Communiqué : Loi ELAN : SRU, des assouplissements majeurs au profit des communes rurales !
Communiqué : Loi ELAN : SRU, des assouplissements majeurs au profit des communes rurales !

Loi ELAN : SRU, des assouplissements majeurs au profit des communes rurales

 

Après plus de sept heures de discussions, mes collègues députés et sénateurs sont parvenus hier soir, en Commission Mixte Paritaire (CMP) à un accord sur le projet de loi logement dit « ELAN ». Un consensus qui témoigne de l’efficacité de la procédure parlementaire et du dialogue entre les deux chambres de notre Parlement, ainsi que de l’importance du rôle du législateur dans l’élaboration de loi.

 

Je me félicite, après des mois de débat – et combat –, des évolutions de dernière minute apportées sur ce texte. Evolutions que j’avais portées avec plusieurs de mes collègues de la majorité dès la première lecture du texte à l’Assemblée nationale.
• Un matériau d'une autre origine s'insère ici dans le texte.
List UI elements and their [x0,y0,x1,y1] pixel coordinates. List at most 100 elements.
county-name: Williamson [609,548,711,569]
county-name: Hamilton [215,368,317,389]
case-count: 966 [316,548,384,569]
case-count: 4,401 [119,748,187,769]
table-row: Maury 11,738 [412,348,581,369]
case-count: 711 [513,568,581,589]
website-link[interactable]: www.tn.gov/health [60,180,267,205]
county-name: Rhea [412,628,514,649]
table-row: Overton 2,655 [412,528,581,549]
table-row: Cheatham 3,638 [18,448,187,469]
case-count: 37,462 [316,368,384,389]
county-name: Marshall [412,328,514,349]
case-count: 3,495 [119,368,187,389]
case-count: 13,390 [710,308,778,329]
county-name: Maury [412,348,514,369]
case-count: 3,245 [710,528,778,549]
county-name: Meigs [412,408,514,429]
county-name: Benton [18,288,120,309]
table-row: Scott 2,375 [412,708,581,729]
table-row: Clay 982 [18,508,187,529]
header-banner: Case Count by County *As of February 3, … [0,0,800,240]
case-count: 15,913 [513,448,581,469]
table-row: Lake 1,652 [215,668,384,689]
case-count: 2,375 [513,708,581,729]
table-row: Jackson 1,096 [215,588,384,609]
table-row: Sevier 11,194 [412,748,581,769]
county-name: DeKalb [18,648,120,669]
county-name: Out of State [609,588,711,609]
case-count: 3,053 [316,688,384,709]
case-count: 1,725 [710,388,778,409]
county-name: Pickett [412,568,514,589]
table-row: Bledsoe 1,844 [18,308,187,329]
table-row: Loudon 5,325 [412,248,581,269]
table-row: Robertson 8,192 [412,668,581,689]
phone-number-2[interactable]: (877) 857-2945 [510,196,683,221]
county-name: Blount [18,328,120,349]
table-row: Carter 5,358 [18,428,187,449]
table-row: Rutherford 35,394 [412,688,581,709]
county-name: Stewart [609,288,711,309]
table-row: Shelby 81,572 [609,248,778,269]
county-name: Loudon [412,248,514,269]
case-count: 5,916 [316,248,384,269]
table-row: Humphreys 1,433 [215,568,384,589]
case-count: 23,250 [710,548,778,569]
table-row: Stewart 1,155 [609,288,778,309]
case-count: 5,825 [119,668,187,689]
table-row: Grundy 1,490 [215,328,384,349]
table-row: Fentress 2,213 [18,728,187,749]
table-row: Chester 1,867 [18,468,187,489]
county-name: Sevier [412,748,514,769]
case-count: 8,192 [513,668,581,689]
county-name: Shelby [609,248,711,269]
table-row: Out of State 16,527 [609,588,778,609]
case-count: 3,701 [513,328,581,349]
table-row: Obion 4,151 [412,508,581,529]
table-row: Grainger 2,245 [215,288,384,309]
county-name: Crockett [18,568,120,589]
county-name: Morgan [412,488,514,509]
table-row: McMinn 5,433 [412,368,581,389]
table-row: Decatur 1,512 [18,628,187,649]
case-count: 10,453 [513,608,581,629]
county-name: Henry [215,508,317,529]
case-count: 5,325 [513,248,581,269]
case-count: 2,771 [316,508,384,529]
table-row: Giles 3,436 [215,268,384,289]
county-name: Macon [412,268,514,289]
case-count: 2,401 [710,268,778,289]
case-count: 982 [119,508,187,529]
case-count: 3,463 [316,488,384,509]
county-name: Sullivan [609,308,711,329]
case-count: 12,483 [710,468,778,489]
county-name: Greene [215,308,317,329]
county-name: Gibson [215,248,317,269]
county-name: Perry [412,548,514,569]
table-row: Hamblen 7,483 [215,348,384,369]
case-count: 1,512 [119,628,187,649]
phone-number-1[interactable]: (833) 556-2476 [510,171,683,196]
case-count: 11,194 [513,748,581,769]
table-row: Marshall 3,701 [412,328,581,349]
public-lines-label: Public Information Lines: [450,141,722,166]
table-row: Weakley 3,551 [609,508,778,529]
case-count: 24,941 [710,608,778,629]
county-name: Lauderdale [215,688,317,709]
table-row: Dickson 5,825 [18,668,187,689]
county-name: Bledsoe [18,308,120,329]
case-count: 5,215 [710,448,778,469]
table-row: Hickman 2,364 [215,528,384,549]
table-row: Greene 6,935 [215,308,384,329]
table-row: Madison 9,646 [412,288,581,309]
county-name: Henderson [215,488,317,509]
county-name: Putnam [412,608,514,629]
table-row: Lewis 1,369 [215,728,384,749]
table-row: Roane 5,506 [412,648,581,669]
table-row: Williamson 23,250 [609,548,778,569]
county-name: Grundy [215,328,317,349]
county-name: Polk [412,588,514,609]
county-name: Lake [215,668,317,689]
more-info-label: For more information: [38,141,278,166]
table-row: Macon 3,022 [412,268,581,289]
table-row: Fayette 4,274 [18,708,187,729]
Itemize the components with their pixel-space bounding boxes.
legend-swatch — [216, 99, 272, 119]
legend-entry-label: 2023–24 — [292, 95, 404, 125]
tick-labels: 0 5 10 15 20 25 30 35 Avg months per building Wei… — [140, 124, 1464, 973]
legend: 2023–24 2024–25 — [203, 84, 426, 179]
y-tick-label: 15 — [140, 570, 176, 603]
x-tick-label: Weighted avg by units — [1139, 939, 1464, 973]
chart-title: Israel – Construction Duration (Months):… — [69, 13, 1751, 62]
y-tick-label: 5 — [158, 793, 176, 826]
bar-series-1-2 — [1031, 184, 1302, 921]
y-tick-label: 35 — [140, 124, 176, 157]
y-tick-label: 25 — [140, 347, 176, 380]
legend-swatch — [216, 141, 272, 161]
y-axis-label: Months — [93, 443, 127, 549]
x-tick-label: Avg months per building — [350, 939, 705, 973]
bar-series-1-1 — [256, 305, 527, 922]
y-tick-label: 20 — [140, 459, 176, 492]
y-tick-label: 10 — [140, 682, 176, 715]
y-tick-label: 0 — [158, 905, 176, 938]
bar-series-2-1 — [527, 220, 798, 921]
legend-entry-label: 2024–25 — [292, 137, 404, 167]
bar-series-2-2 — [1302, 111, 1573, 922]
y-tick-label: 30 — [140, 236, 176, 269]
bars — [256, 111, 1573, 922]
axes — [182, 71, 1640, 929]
Parmi celles-ci, la réaffirmation du rôle des maires en matière d’urbanisme que j’avais défendu par voie d’amendement. L’autorité préfectorale ne pourra, par exemple, plus passer outre l’accord d’un maire pour bâtir sur sa commune un projet partenarial d’aménagement ou une grande opération, deux nouveaux outils d’urbanisme créés par la loi ELAN.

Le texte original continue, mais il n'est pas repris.